— Я не знаю, почему вы меня об этом спрашиваете, — ответил Франсуа. — Для этого нужно, чтобы я проявил какое-нибудь недовольство вами, а этого совсем нет. Прошу вас быть в этом уверенным.
— Недовольство, я этого не говорю. Но у тебя обычно такой вид, какой не бывает у счастливого человека. Ты никогда не бываешь весел, ни с кем не смеешься, ты никогда не веселишься. Ты такой тихий, будто носишь всегда траур.
— Разве вы осуждаете меня за это, хозяин? В этом я не могу вас удовлетворить, так как не люблю ни бутылки, ни танцев; я не посещаю ни кабаков, ни вечеринок; я не знаю ни песен, ни шуток, чтобы посмеяться. Мне ничто не нравится, что отвлекает меня от моего долга.

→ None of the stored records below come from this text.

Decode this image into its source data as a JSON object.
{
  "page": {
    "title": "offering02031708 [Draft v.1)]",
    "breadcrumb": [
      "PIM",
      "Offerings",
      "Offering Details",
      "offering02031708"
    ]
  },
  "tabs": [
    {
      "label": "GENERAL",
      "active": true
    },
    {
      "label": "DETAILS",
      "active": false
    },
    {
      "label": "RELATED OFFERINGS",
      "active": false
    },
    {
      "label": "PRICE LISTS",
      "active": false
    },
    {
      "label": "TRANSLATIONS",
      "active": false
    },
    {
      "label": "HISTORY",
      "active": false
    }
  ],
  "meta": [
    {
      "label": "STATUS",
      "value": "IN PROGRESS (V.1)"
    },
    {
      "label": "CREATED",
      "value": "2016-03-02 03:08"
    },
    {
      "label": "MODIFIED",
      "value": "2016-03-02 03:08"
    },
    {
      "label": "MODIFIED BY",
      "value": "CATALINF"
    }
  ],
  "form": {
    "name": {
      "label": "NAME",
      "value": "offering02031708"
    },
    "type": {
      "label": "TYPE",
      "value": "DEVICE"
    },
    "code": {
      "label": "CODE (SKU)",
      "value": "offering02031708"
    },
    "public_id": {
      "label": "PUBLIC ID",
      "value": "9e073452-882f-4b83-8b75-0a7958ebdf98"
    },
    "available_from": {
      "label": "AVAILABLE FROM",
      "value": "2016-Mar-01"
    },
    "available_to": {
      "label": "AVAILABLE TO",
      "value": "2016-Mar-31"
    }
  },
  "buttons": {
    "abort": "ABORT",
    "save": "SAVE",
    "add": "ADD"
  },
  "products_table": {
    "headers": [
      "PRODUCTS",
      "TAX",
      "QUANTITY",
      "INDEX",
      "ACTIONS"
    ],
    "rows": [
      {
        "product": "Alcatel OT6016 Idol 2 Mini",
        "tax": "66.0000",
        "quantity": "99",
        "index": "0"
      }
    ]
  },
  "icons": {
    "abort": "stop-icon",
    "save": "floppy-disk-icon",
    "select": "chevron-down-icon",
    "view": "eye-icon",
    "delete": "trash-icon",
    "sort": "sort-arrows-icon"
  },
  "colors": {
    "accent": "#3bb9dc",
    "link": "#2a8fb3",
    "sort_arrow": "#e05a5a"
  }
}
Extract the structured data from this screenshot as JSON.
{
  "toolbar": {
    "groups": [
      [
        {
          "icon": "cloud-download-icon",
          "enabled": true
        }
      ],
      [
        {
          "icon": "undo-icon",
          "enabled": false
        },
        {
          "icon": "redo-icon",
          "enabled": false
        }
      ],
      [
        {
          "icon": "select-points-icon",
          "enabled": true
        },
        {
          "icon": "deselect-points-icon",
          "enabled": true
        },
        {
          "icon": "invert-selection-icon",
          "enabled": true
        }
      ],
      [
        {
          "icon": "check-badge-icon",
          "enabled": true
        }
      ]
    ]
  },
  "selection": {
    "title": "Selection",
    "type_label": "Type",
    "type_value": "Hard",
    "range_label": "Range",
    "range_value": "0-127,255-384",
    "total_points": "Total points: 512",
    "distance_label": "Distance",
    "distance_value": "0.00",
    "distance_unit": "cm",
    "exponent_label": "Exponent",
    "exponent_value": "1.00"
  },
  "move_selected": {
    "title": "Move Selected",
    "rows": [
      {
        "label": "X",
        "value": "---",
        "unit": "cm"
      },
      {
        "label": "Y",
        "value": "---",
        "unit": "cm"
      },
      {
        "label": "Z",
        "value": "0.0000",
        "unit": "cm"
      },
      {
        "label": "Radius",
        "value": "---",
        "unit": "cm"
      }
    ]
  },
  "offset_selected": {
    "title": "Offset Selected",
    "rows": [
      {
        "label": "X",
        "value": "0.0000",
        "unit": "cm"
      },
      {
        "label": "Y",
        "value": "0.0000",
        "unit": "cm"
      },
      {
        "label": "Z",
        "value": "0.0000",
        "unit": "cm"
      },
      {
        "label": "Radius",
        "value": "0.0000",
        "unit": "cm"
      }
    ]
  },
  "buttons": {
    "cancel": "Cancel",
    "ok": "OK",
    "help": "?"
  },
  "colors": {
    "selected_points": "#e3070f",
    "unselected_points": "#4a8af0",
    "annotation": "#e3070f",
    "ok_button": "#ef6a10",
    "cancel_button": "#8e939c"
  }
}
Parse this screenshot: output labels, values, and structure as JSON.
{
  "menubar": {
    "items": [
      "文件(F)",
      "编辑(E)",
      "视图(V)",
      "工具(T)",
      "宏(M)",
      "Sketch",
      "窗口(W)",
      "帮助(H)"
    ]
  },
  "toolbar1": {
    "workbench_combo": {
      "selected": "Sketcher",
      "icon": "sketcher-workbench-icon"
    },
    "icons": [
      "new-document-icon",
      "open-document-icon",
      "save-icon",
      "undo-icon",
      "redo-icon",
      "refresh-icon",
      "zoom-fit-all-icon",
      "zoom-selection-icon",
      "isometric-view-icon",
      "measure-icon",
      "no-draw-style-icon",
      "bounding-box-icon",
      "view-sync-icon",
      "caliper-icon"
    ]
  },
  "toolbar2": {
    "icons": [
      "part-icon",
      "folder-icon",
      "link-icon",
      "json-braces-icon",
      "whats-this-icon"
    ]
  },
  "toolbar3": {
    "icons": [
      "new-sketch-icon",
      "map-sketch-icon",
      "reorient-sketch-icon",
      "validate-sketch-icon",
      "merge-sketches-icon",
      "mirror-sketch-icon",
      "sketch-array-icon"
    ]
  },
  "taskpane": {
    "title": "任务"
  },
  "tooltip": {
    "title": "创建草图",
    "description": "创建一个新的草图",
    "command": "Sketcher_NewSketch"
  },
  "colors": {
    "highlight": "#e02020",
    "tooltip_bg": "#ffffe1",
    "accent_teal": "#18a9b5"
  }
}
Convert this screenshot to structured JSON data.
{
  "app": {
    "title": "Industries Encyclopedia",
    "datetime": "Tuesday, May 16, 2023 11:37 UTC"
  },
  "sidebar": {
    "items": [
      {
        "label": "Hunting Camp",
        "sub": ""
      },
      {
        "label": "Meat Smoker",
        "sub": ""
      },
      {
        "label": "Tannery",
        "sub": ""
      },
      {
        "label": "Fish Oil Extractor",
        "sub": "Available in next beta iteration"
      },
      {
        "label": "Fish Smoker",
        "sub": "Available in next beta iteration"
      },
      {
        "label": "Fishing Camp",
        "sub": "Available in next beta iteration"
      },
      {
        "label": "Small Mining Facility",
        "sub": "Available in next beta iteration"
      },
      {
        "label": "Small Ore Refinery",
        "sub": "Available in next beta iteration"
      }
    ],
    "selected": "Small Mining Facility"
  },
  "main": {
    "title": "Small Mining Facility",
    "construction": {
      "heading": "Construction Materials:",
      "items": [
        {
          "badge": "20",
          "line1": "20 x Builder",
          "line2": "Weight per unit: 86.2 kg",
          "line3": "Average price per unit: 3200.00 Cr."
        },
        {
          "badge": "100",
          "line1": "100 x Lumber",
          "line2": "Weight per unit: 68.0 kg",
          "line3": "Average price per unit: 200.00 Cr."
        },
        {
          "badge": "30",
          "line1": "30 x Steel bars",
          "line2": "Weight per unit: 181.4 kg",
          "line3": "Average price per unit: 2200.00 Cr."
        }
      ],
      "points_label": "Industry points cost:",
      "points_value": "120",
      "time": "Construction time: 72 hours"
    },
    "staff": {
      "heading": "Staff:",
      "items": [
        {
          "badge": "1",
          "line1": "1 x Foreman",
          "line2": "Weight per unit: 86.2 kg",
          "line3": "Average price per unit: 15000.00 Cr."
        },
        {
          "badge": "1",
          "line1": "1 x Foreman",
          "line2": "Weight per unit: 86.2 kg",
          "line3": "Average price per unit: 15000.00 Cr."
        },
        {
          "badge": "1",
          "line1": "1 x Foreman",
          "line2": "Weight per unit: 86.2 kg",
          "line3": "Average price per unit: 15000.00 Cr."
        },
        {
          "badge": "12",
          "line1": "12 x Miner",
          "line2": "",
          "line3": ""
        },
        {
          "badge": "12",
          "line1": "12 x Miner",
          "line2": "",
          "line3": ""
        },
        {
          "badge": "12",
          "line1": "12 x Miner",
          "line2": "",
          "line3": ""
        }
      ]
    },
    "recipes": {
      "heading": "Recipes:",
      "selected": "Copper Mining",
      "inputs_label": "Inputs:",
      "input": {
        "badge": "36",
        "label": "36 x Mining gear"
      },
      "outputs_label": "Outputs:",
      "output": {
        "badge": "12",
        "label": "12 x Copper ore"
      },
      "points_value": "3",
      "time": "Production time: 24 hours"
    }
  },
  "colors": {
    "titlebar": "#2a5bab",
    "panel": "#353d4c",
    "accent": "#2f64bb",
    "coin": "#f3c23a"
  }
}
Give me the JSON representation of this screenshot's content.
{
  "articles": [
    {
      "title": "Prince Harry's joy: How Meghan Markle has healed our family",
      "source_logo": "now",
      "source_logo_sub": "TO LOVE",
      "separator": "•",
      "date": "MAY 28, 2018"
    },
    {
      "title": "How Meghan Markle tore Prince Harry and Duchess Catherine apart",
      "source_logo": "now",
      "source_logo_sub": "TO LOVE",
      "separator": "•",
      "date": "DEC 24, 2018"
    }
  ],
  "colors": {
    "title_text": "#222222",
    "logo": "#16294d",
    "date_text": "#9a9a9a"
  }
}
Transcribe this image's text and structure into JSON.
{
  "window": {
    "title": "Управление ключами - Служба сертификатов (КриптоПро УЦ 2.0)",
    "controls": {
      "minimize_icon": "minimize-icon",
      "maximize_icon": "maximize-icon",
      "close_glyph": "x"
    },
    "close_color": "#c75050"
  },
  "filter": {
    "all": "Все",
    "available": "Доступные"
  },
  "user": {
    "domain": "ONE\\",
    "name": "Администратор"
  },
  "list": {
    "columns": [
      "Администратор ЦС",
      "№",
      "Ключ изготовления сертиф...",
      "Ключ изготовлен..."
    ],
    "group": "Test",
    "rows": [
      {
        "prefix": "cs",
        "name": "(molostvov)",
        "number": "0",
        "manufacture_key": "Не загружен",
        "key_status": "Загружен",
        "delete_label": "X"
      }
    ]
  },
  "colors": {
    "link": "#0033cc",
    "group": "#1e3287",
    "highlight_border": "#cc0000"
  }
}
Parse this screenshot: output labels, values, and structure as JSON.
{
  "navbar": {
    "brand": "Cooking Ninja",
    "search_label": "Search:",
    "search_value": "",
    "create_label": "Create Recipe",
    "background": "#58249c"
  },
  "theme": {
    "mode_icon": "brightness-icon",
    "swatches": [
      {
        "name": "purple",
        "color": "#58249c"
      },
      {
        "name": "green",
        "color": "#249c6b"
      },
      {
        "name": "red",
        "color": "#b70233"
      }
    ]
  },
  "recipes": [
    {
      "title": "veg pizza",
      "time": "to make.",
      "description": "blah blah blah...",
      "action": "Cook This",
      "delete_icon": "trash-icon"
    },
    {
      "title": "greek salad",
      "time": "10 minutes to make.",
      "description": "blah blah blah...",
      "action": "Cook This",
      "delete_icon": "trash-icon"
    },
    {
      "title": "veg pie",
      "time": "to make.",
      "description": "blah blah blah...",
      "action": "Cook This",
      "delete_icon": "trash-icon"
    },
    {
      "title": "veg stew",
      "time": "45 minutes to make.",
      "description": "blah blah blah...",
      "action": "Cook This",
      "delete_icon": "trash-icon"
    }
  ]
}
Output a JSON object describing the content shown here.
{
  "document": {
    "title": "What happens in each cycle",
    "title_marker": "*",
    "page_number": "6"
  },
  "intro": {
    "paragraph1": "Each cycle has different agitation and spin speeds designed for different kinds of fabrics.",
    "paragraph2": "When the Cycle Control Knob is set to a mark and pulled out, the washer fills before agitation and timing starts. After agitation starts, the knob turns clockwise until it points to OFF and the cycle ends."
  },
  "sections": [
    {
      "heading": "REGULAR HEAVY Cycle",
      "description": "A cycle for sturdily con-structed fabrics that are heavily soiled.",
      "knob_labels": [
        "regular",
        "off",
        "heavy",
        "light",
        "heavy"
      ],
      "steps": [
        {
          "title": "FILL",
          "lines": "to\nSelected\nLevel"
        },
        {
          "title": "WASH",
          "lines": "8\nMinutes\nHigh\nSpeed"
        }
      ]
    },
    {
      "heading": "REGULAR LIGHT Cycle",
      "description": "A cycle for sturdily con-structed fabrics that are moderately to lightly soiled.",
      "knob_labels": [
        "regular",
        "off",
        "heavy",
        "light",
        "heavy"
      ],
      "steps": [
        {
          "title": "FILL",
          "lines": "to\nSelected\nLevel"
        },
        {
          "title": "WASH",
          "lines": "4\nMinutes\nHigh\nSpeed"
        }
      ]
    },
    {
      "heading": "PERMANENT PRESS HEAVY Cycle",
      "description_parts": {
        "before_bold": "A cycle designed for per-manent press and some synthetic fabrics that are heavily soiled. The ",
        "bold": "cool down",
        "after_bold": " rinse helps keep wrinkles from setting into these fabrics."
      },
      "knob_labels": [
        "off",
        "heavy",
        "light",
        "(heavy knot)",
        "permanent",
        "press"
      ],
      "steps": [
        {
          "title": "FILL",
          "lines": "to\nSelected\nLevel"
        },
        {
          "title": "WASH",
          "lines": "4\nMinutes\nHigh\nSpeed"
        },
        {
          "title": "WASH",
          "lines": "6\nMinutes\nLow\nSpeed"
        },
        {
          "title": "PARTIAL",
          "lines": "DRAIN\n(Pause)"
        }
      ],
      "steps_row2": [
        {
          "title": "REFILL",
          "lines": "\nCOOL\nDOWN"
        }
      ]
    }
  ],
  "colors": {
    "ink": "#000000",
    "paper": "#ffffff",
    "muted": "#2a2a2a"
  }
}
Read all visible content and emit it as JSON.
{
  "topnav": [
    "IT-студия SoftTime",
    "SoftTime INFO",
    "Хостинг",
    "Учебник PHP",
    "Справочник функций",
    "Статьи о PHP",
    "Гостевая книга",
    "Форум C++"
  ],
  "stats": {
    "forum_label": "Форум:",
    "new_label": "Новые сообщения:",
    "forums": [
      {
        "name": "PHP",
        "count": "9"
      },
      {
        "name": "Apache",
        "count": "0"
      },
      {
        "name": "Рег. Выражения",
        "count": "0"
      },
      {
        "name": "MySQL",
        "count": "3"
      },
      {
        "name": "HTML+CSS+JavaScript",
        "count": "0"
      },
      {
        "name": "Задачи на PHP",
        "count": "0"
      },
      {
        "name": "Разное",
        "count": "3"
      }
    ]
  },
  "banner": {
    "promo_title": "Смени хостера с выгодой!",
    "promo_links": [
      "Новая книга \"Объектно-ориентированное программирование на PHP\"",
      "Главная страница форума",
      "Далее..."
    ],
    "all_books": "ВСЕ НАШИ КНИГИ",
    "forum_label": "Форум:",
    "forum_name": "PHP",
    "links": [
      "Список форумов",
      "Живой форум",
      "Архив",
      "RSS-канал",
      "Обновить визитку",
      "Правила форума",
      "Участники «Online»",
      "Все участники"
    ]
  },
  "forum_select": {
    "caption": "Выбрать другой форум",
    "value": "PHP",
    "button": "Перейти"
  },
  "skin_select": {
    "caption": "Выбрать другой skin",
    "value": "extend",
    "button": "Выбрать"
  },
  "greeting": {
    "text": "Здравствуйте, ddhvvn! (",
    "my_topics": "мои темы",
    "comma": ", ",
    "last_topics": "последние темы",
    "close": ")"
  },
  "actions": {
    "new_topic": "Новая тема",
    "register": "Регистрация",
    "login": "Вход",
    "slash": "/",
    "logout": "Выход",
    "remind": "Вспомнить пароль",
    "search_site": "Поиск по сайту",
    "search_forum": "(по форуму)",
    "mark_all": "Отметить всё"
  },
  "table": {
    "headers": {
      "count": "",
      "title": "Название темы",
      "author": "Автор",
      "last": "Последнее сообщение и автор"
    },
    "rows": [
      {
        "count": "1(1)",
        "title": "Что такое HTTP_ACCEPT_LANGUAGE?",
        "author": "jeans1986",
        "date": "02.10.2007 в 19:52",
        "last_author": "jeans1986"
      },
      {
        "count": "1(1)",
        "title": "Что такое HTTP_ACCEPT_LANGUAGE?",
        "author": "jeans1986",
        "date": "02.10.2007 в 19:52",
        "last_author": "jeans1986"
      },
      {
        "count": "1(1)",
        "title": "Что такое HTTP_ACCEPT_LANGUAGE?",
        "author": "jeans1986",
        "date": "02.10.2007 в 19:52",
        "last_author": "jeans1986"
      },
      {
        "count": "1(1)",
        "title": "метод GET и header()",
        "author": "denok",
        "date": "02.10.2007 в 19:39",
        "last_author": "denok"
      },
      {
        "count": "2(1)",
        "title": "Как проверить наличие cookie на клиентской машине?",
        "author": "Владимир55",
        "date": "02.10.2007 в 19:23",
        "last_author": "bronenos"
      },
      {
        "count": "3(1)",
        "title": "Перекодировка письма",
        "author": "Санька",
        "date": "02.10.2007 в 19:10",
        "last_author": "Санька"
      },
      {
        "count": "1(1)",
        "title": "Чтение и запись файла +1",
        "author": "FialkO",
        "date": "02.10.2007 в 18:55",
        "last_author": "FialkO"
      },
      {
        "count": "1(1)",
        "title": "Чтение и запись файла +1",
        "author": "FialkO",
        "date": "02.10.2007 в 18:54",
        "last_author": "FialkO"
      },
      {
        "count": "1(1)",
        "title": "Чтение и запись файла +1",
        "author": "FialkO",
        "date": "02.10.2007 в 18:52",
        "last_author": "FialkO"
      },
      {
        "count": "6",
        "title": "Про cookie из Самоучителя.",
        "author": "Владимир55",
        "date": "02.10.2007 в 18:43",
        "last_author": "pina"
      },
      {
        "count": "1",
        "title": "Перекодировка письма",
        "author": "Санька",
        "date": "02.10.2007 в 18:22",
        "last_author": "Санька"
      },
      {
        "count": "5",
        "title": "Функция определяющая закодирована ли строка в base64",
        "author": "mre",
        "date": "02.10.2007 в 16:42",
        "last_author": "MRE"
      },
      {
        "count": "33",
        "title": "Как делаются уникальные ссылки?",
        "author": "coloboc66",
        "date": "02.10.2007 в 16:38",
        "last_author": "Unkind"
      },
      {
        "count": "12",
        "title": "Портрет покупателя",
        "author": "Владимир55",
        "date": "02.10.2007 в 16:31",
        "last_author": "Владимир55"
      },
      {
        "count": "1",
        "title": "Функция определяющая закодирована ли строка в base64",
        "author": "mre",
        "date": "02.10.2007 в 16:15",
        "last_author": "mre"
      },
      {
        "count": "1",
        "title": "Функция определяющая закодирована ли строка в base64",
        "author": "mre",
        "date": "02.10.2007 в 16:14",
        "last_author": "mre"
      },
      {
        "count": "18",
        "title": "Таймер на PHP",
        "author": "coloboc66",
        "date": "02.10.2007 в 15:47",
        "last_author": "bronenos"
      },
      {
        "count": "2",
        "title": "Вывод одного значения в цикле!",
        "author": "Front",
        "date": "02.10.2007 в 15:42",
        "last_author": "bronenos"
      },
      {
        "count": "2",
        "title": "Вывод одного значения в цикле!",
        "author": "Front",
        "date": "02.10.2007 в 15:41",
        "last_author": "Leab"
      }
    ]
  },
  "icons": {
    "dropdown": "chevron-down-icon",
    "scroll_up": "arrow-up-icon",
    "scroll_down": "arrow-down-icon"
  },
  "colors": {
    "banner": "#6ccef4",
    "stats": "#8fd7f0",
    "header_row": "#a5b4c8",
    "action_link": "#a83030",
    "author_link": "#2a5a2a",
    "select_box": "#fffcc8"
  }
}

— За что ты заслуживаешь большого уважения, мальчик, и не я тебя буду за это осуждать. Говорю же я тебе об этом потому, что мне кажется, что у тебя есть какие-то заботы, может быть ты находишь, что чересчур много трудишься здесь для других, а тебе от этого никогда ничего не будет?
— Напрасно вы так думаете, хозяин Верто. Я так хорошо вознагражден, как только могу этого желать, и нигде в другом месте я, может быть, и не получил бы такого большого жалованья, какое вы, по собственной воле, без всякой просьбы с моей стороны, мне назначили. Так вы мне прибавляете каждый год, и в прошлый Иванов день вы определили мне сто экю, а это очень большая плата для вас. Если это когда-нибудь будет вас стеснять, я охотно откажусь от нее, поверьте мне.
XIII
— Полно, полно, Франсуа, мы совсем друг друга не понимаем, — возразил хозяин Жан Верто, — я не знаю, с какой стороны к тебе и подойти. Ты однако же не глуп, и я думал, что я достаточно помог тебе, чтобы ты высказался; но раз ты стыдишься, я помогу тебе еще. Не питаешь ли ты склонности к какой-нибудь девушке из нашей округи?
— Нет, хозяин, — совсем прямо ответил подкидыш.
— Правда?
— Клянусь вам в этом.
— И ты не знаешь ни одной, которая тебе понравилась бы, если бы ты имел возможность к ней посвататься?
— Я не хочу жениться.
— Странная мысль! Ты еще чересчур молод, чтобы за себя ручаться. Но какая же тому причина?
— Причина! Вам хочется ее знать, хозяин?
— Может быть, так как я интересуюсь тобой.
— Я скажу вам ее; у меня нет причины скрывать. Я никогда не знал ни отца, ни матери… И вот еще одна вещь, которую я вам никогда не говорил; я не был к этому вынужден, но если бы вы меня спросили, я бы вам не солгал. Я — подкидыш, я — из приюта.
— Вот так так! — воскликнул Жан Верто, взволнованный этою исповедью; я никогда бы этого не подумал.
— Почему никогда бы не подумали?.. Вы не отвечаете мне, хозяин. Ну, что же, я, я сам отвечу за вас. Дело в том, что, зная меня за честного человека, вы удивляетесь, как может подкидыш быть таковым. Так это, действительно, правда, что подкидыши не пользуются доверием, и есть всегда что-то против них! Это несправедливо, это жестоко; но однако же это так, и нужно к этому примениться, раз лучшие сердца от этого не свободны, и вы сами…
— Нет, нет, — сказал хозяин, спохватившись, так как он был человек справедливый и рад был отказаться от дурной мысли, — я не хочу противиться справедливости, и, если я на мгновение забыл ее, ты можешь простить меня, это уже все прошло. Значит, ты полагаешь, что не можешь жениться, потому что родился подкидышем?
— Не в этом дело, хозяин, меня не беспокоит это препятствие. Всякие мысли бывают у женщин, у иных такое доброе сердце, что это было бы только лишним доводом за меня.